L'evento è realizzato grazie alla collaborazione della Fondazione Cassa dei Risparmi di Forlì e della Cassa dei Risparmi di Forlì e della Romagna. Al centro dello spettacolo c'è Eva Duarte Peron, la donna nata dal nulla e divenuta un'icona del Novecento, capace di conquistare tutto il mondo e di diffondere il proprio fascino molti decenni dopo la sua morte. Nata poverissima, Evita diventa la prima donna d'Argentina grazie a un affascinante mix di carisma, coraggio, spregiudicatezza, intelligenza, prontezza.

 

E fortuna: "Essere al posto giusto nel momento giusto", spiega infatti nella canzone ‘Goodnight and thank you'. Approdata dal piccolo paese natale alla carriera d'attrice a Buenos Aires, incontra il colonnello Juan Peron e inizia con lui una relazione sentimentale. Il resto è storia, ed è anche musical: dal sostegno al proprio uomo nel periodo dell'arresto, alla vicinanza con i descamisados; dal matrimonio con Peron, alla sua vittoria elettorale, fino allo straziante addio al proprio popolo dal balcone della Casa Rosada: ‘Don't cry for me, Argentina'. Eva Duarte è gravemente malata e muore a soli 33 anni, quando gran parte dell'Argentina la ritiene quasi una santa.

 

Se da un lato lo spettacolo trasmette in pieno la venerazione per lei da parte del popolo, dall'altro però propone anche l'atteggiamento disincantato di un narratore d'eccezione, appunto Che Guevara: critico e sarcastico più che ammirato.

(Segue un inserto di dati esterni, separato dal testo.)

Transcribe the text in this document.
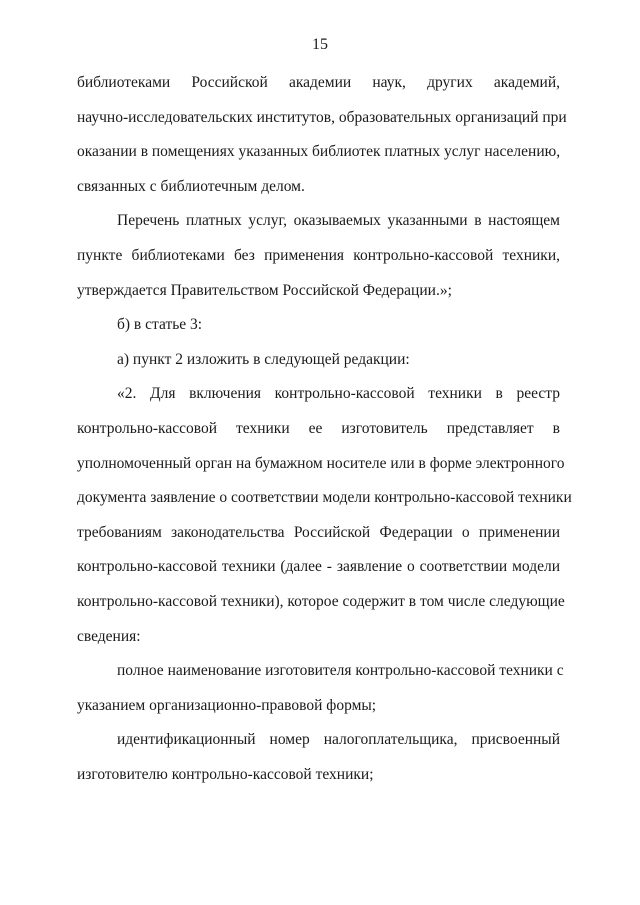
15
библиотеками Российской академии наук, других академий,
научно-исследовательских институтов, образовательных организаций при
оказании в помещениях указанных библиотек платных услуг населению,
связанных с библиотечным делом.
Перечень платных услуг, оказываемых указанными в настоящем
пункте библиотеками без применения контрольно-кассовой техники,
утверждается Правительством Российской Федерации.»;
б) в статье 3:
а) пункт 2 изложить в следующей редакции:
«2. Для включения контрольно-кассовой техники в реестр
контрольно-кассовой техники ее изготовитель представляет в
уполномоченный орган на бумажном носителе или в форме электронного
документа заявление о соответствии модели контрольно-кассовой техники
требованиям законодательства Российской Федерации о применении
контрольно-кассовой техники (далее - заявление о соответствии модели
контрольно-кассовой техники), которое содержит в том числе следующие
сведения:
полное наименование изготовителя контрольно-кассовой техники с
указанием организационно-правовой формы;
идентификационный номер налогоплательщика, присвоенный
изготовителю контрольно-кассовой техники;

È lui infatti a ricostruire la vicenda in un lungo flash-back che parte dai funerali di Evita, il 26 luglio del 1952. Un funerale che apre e chiude il musical, ma che sul finale porta con sé i sorrisi e le immagini di una serie di persone: c'erano tutti, infatti, a dare l'ultimo saluto all'arcobaleno del Paese, a quella donna che ha fatto di tutto per dare almeno uno e due momenti magici ai suoi descamisados.

 

Messo in scena per la prima volta in un teatro del West End londinese nel 1978, Evita divenne subito un caso, un successo destinato a espandersi fino a Broadway e a contagiare il mondo del cinema: del 1996 il film di Alan Parker con Madonna nel ruolo principale e Antonio Banderas in quello del Che. Il Ravenna Festival presenta appunto l'edizione londinese, in lingua originale, con sottotitoli in Italiano. "Dal mio punto di vista è più importante seguire lo spettacolo nell'edizione originale. Pensiamo - commenta il librettista Tim Rice - a quello che succede con le opere liriche: adoro ascoltarle in italiano anche se non riesco a seguire tutte le parole, e non potrei pensare di ascoltare Verdi in inglese".

 

Dal suo esordio Evita continua ad affascinare ed emozionare il pubblico di tutto il mondo, grazie anche a vere e proprie canzoni evergreen come la celeberrima Don't Cry for Me Argentina, uno dei pezzi più belli della storia del musical, a High Flying Adored, Another Suitcase in Another Hall, She is a Diamond, fino a You Must Love Me, scritta da Webber per il film interpretato da Madonna e ora inglobata nello spettacolo teatrale.

 

Lo show è interpretato da un cast di 20 interpreti accompagnati da un'orchestra live di 10 elementi diretta da David Stead. La coppia Tim Rice e Andrew Lloyd Webber ha firmato successi come Jesus Christ Superstar, Chess, e anche Il Re Leone e La Bella e la Bestia.